U.S. government debt prices fell on Thursday, as surprisingly strong data on the housing market raised hopes of the U.S. economy accelerating and spurred investors to favor stocks and growth-oriented assets over low-risk bonds.
News about the Bank of Japan pursuing a program of open-ended asset purchases to help its economy, similar to the one the Federal Reserve has implemented, limited the drop in Treasurys prices.
Benchmark Treasury yields rose for the first time in five sessions after hitting their lowest levels in two weeks on Wednesday on worries about a protracted fight over raising the $16.4 trillion federal debt limit. Earlier this month, they rose near 2 percent, an eight-month high.
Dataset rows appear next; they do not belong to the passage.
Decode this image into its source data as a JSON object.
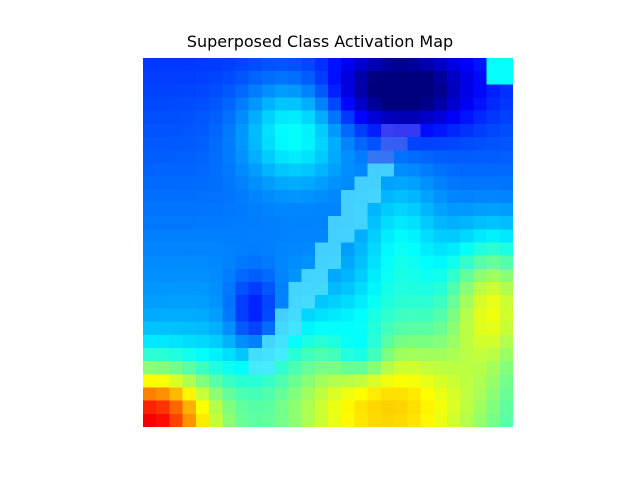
{
  "title": "Superposed Class Activation Map",
  "image": {
    "kind": "class-activation-map overlay on a handwritten digit",
    "colormap": "jet",
    "grid": [
      28,
      28
    ],
    "background": "#ffffff",
    "palette": {
      "navy": "#00005a",
      "blue": "#0022b4",
      "mid_blue": "#0055b8",
      "teal": "#00a0b4",
      "cyan": "#40ffff",
      "yellow_green": "#a0b830",
      "mustard": "#c0a000",
      "orange": "#c08000",
      "red": "#c01000",
      "dark_red": "#600000"
    }
  }
}
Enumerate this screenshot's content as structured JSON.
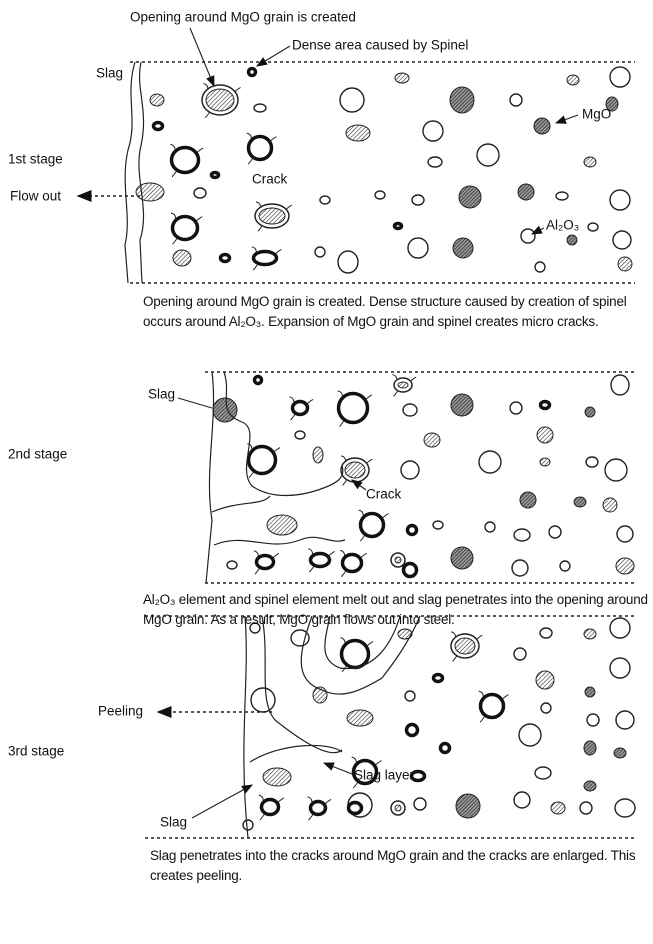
{
  "stages": [
    {
      "name": "1st stage",
      "labels": [
        "Opening around MgO grain is created",
        "Dense area caused by Spinel",
        "Slag",
        "MgO",
        "Flow out",
        "Crack",
        "Al₂O₃"
      ],
      "caption": "Opening around MgO grain is created. Dense structure caused by creation of spinel occurs around Al₂O₃. Expansion of MgO grain and spinel creates micro cracks."
    },
    {
      "name": "2nd stage",
      "labels": [
        "Slag",
        "Crack"
      ],
      "caption": "Al₂O₃ element and spinel element melt out and slag penetrates into the opening around MgO grain. As a result, MgO grain flows out into steel."
    },
    {
      "name": "3rd stage",
      "labels": [
        "Peeling",
        "Slag layer",
        "Slag"
      ],
      "caption": "Slag penetrates into the cracks around MgO grain and the cracks are enlarged. This creates peeling."
    }
  ]
}
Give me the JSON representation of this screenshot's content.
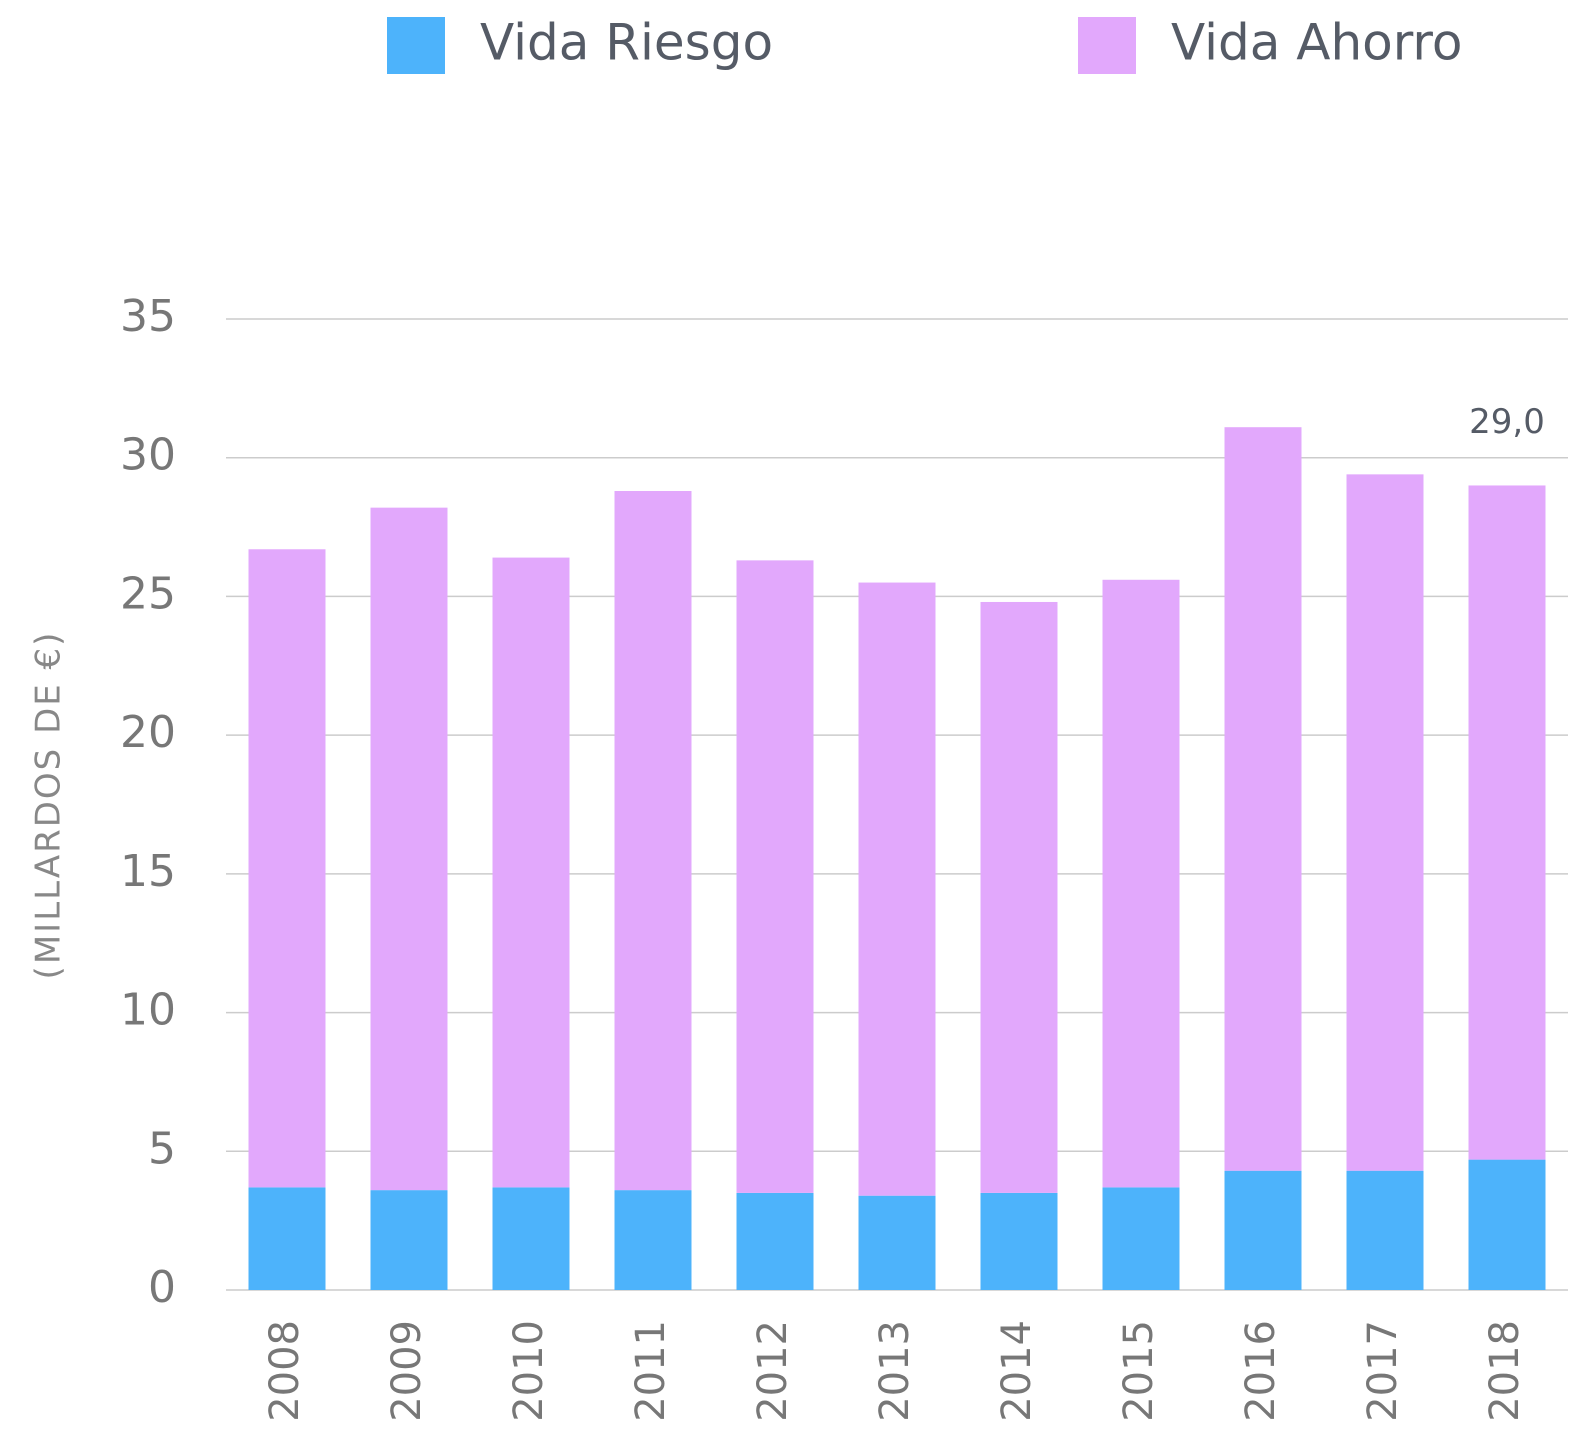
{
  "chart_data": {
    "type": "stacked_bar",
    "y_axis_label": "(MILLARDOS DE €)",
    "categories": [
      "2008",
      "2009",
      "2010",
      "2011",
      "2012",
      "2013",
      "2014",
      "2015",
      "2016",
      "2017",
      "2018"
    ],
    "series": [
      {
        "name": "Vida Riesgo",
        "color": "#4db3fb",
        "values": [
          3.7,
          3.6,
          3.7,
          3.6,
          3.5,
          3.4,
          3.5,
          3.7,
          4.3,
          4.3,
          4.7
        ]
      },
      {
        "name": "Vida Ahorro",
        "color": "#e2a8fc",
        "values": [
          23.0,
          24.6,
          22.7,
          25.2,
          22.8,
          22.1,
          21.3,
          21.9,
          26.8,
          25.1,
          24.3
        ]
      }
    ],
    "annotation": {
      "x": "2018",
      "value": 29.0,
      "label": "29,0"
    },
    "ylim": [
      0,
      35
    ],
    "yticks": [
      0,
      5,
      10,
      15,
      20,
      25,
      30,
      35
    ],
    "grid": true,
    "legend": "top"
  }
}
"The market is finding it hard to ignore the better economic data and today we had the housing starts numbers,'' said Robert Tipp, chief investment strategist at Prudential Fixed Income in Newark, New Jersey.
The U.S. Commerce Department said home builders broke ground at an annualized rate of 954,000 units in December, which was the fastest monthly pace in four years.
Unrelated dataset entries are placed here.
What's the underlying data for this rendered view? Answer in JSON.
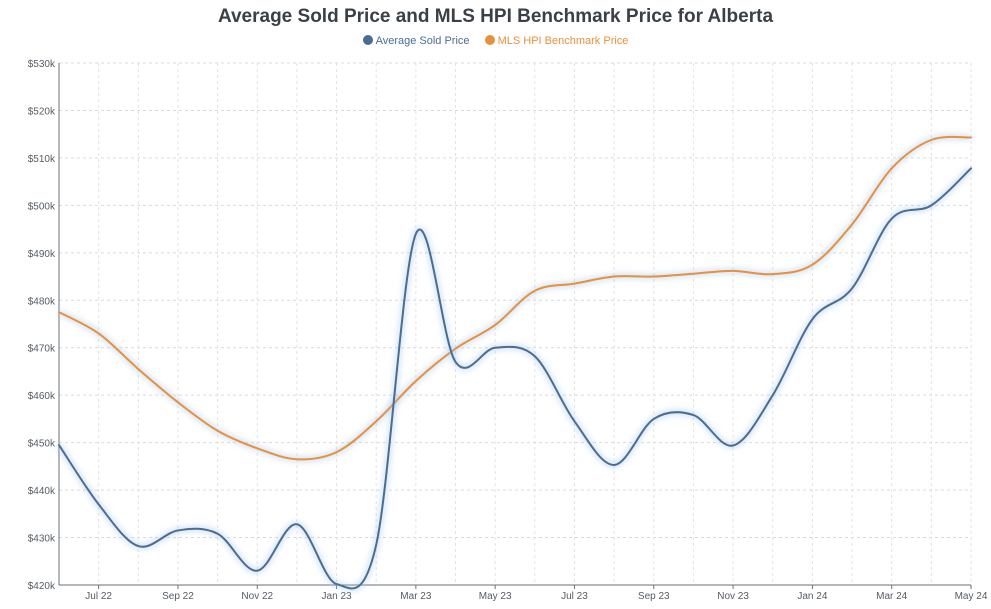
{
  "chart_data": {
    "type": "line",
    "title": "Average Sold Price and MLS HPI Benchmark Price for Alberta",
    "xlabel": "",
    "ylabel": "",
    "ylim": [
      420000,
      530000
    ],
    "y_ticks": [
      420000,
      430000,
      440000,
      450000,
      460000,
      470000,
      480000,
      490000,
      500000,
      510000,
      520000,
      530000
    ],
    "y_tick_labels": [
      "$420k",
      "$430k",
      "$440k",
      "$450k",
      "$460k",
      "$470k",
      "$480k",
      "$490k",
      "$500k",
      "$510k",
      "$520k",
      "$530k"
    ],
    "x": [
      "Jun 22",
      "Jul 22",
      "Aug 22",
      "Sep 22",
      "Oct 22",
      "Nov 22",
      "Dec 22",
      "Jan 23",
      "Feb 23",
      "Mar 23",
      "Apr 23",
      "May 23",
      "Jun 23",
      "Jul 23",
      "Aug 23",
      "Sep 23",
      "Oct 23",
      "Nov 23",
      "Dec 23",
      "Jan 24",
      "Feb 24",
      "Mar 24",
      "Apr 24",
      "May 24"
    ],
    "x_tick_labels": [
      "Jul 22",
      "Sep 22",
      "Nov 22",
      "Jan 23",
      "Mar 23",
      "May 23",
      "Jul 23",
      "Sep 23",
      "Nov 23",
      "Jan 24",
      "Mar 24",
      "May 24"
    ],
    "x_tick_indices": [
      1,
      3,
      5,
      7,
      9,
      11,
      13,
      15,
      17,
      19,
      21,
      23
    ],
    "grid": true,
    "legend_position": "top-center",
    "series": [
      {
        "name": "Average Sold Price",
        "color": "#4a6d94",
        "values": [
          449500,
          437000,
          428200,
          431500,
          430800,
          423000,
          432800,
          420200,
          428500,
          494000,
          467000,
          470000,
          468200,
          454500,
          445300,
          455000,
          455800,
          449400,
          460000,
          476000,
          482500,
          497200,
          500000,
          507800
        ]
      },
      {
        "name": "MLS HPI Benchmark Price",
        "color": "#e8903c",
        "values": [
          477500,
          473000,
          465500,
          458500,
          452500,
          448800,
          446500,
          448000,
          454500,
          463000,
          469800,
          474800,
          482000,
          483500,
          485000,
          485000,
          485600,
          486200,
          485500,
          487500,
          496000,
          507800,
          513800,
          514300
        ]
      }
    ]
  }
}
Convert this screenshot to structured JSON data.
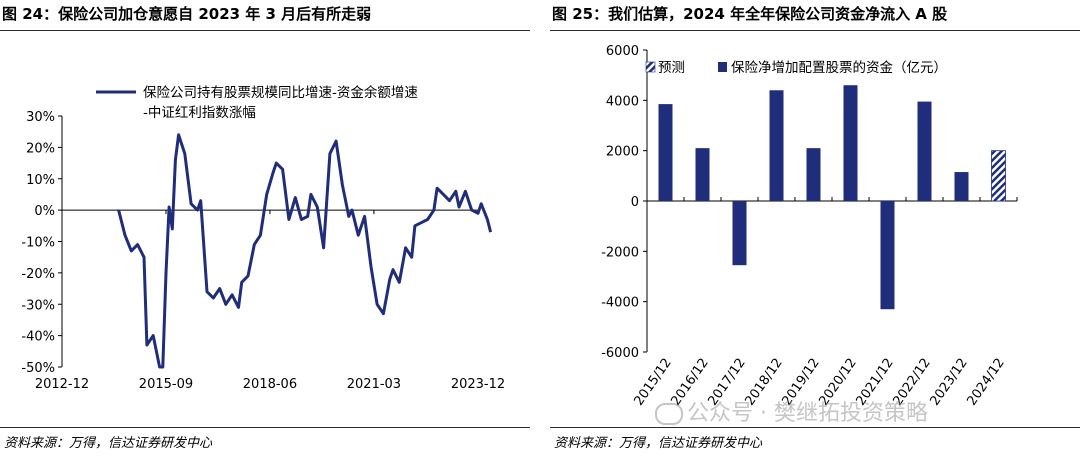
{
  "left_panel": {
    "title": "图 24：保险公司加仓意愿自 2023 年 3 月后有所走弱",
    "source": "资料来源：万得，信达证券研发中心"
  },
  "right_panel": {
    "title": "图 25：我们估算，2024 年全年保险公司资金净流入 A 股",
    "source": "资料来源：万得，信达证券研发中心"
  },
  "watermark": {
    "text": "公众号 · 樊继拓投资策略"
  },
  "chart_data": [
    {
      "type": "line",
      "legend": [
        "保险公司持有股票规模同比增速-资金余额增速",
        "-中证红利指数涨幅"
      ],
      "legend_position": "top-right",
      "color": "#1f2d7a",
      "x_ticks": [
        "2012-12",
        "2015-09",
        "2018-06",
        "2021-03",
        "2023-12"
      ],
      "y_ticks": [
        "30%",
        "20%",
        "10%",
        "0%",
        "-10%",
        "-20%",
        "-30%",
        "-40%",
        "-50%"
      ],
      "ylim": [
        -50,
        30
      ],
      "grid": false,
      "series": [
        {
          "x": [
            "2014-06",
            "2014-08",
            "2014-10",
            "2014-12",
            "2015-02",
            "2015-03",
            "2015-05",
            "2015-07",
            "2015-08",
            "2015-09",
            "2015-10",
            "2015-11",
            "2015-12",
            "2016-01",
            "2016-03",
            "2016-05",
            "2016-07",
            "2016-08",
            "2016-10",
            "2016-12",
            "2017-02",
            "2017-04",
            "2017-06",
            "2017-08",
            "2017-09",
            "2017-11",
            "2018-01",
            "2018-03",
            "2018-05",
            "2018-07",
            "2018-08",
            "2018-10",
            "2018-12",
            "2019-02",
            "2019-04",
            "2019-06",
            "2019-07",
            "2019-09",
            "2019-11",
            "2020-01",
            "2020-03",
            "2020-05",
            "2020-07",
            "2020-08",
            "2020-10",
            "2020-12",
            "2021-02",
            "2021-04",
            "2021-06",
            "2021-08",
            "2021-09",
            "2021-11",
            "2022-01",
            "2022-03",
            "2022-04",
            "2022-06",
            "2022-08",
            "2022-10",
            "2022-11",
            "2023-01",
            "2023-03",
            "2023-05",
            "2023-06",
            "2023-08",
            "2023-10",
            "2023-12",
            "2024-01",
            "2024-03",
            "2024-04"
          ],
          "values": [
            0,
            -8,
            -13,
            -11,
            -15,
            -43,
            -40,
            -50,
            -50,
            -20,
            1,
            -6,
            16,
            24,
            18,
            2,
            0,
            3,
            -26,
            -28,
            -25,
            -30,
            -27,
            -31,
            -23,
            -21,
            -11,
            -8,
            5,
            12,
            15,
            13,
            -3,
            4,
            -3,
            -2,
            5,
            1,
            -12,
            18,
            22,
            8,
            -2,
            0,
            -8,
            -2,
            -18,
            -30,
            -33,
            -22,
            -19,
            -23,
            -12,
            -15,
            -5,
            -4,
            -3,
            0,
            7,
            5,
            3,
            6,
            1,
            6,
            0,
            -1,
            2,
            -3,
            -7
          ]
        }
      ]
    },
    {
      "type": "bar",
      "legend": [
        "预测",
        "保险净增加配置股票的资金（亿元）"
      ],
      "legend_position": "top",
      "color": "#1f2d7a",
      "categories": [
        "2015/12",
        "2016/12",
        "2017/12",
        "2018/12",
        "2019/12",
        "2020/12",
        "2021/12",
        "2022/12",
        "2023/12",
        "2024/12"
      ],
      "values": [
        3850,
        2100,
        -2550,
        4400,
        2100,
        4600,
        -4300,
        3950,
        1150,
        2000
      ],
      "forecast_index": [
        9
      ],
      "y_ticks": [
        "6000",
        "4000",
        "2000",
        "0",
        "-2000",
        "-4000",
        "-6000"
      ],
      "ylim": [
        -6000,
        6000
      ],
      "grid": false
    }
  ]
}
Government data also showed the number of Americans filing new claims for unemployment benefits fell to a five-year low last week, but the Labor Department said the drop stemmed largely from seasonal factors, not dramatic improvement in the jobs market.
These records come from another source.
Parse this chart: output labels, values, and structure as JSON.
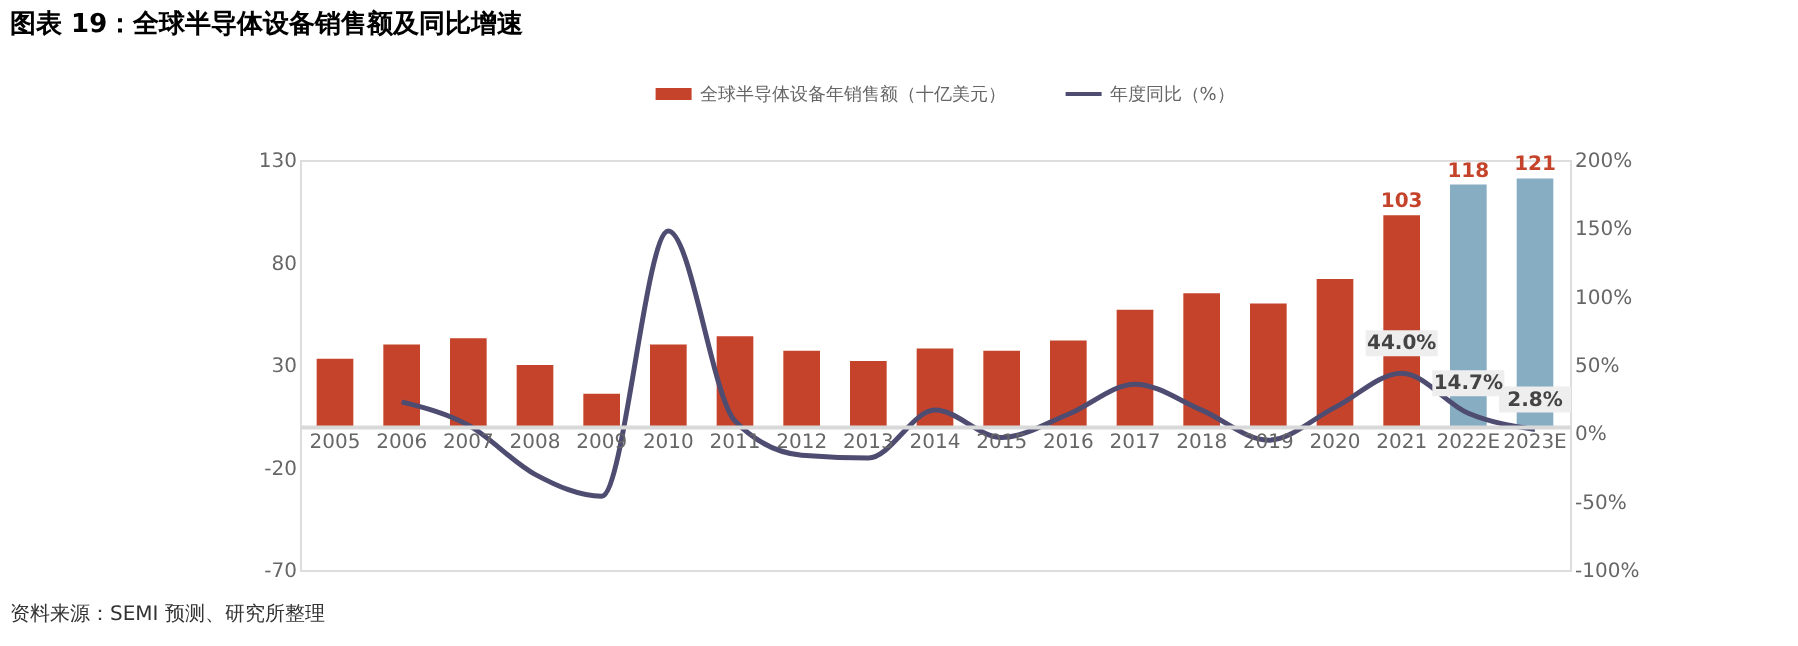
{
  "chart_data": {
    "type": "bar",
    "title": "图表 19：全球半导体设备销售额及同比增速",
    "categories": [
      "2005",
      "2006",
      "2007",
      "2008",
      "2009",
      "2010",
      "2011",
      "2012",
      "2013",
      "2014",
      "2015",
      "2016",
      "2017",
      "2018",
      "2019",
      "2020",
      "2021",
      "2022E",
      "2023E"
    ],
    "series": [
      {
        "name": "全球半导体设备年销售额（十亿美元）",
        "color": "#c5432a",
        "colors": [
          "#c5432a",
          "#c5432a",
          "#c5432a",
          "#c5432a",
          "#c5432a",
          "#c5432a",
          "#c5432a",
          "#c5432a",
          "#c5432a",
          "#c5432a",
          "#c5432a",
          "#c5432a",
          "#c5432a",
          "#c5432a",
          "#c5432a",
          "#c5432a",
          "#c5432a",
          "#87adc2",
          "#87adc2"
        ],
        "values": [
          33,
          40,
          43,
          30,
          16,
          40,
          44,
          37,
          32,
          38,
          37,
          42,
          57,
          65,
          60,
          72,
          103,
          118,
          121
        ],
        "value_labels": [
          null,
          null,
          null,
          null,
          null,
          null,
          null,
          null,
          null,
          null,
          null,
          null,
          null,
          null,
          null,
          null,
          "103",
          "118",
          "121"
        ]
      },
      {
        "name": "年度同比（%）",
        "type": "line",
        "axis": "y2",
        "color": "#4f4c72",
        "values": [
          null,
          23,
          6,
          -30,
          -46,
          148,
          9,
          -16,
          -18,
          17,
          -3,
          14,
          36,
          17,
          -5,
          19,
          44.0,
          14.7,
          2.8
        ],
        "value_labels": [
          null,
          null,
          null,
          null,
          null,
          null,
          null,
          null,
          null,
          null,
          null,
          null,
          null,
          null,
          null,
          null,
          "44.0%",
          "14.7%",
          "2.8%"
        ]
      }
    ],
    "ylim": [
      -70,
      130
    ],
    "yticks": [
      -70,
      -20,
      30,
      80,
      130
    ],
    "y2lim": [
      -100,
      200
    ],
    "y2ticks": [
      {
        "value": -100,
        "label": "-100%"
      },
      {
        "value": -50,
        "label": "-50%"
      },
      {
        "value": 0,
        "label": "0%"
      },
      {
        "value": 50,
        "label": "50%"
      },
      {
        "value": 100,
        "label": "100%"
      },
      {
        "value": 150,
        "label": "150%"
      },
      {
        "value": 200,
        "label": "200%"
      }
    ],
    "grid": false,
    "legend": "top",
    "annotations": [
      "资料来源：SEMI 预测、研究所整理"
    ]
  }
}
Traders brushed off a disappointing report on U.S. Mid-Atlantic business activities from the Philadelphia Federal Reserve.
Still the encouraging housing data were the catalyst for some investors to shift money into stocks from Treasuries in an effort to achieve higher returns, analysts and traders said.
"We are seeing some rotation out of fixed income into equities,'' said Larry Milstein, head of government and agency trading with R.W. Pressprich & Co. in New York.
Benchmark 10-year notes last fell 16/32 in price with their yield rising to 1.881 percent. The 30-year bond dropped 30/32. The 30-year yield rose from late Wednesday to 3.062 percent.
On Wall Street, the Standard & Poor's 500 index was up 0.8 percent on the unexpectedly large rise in housing starts and better-than-expected results from online marketplace eBay.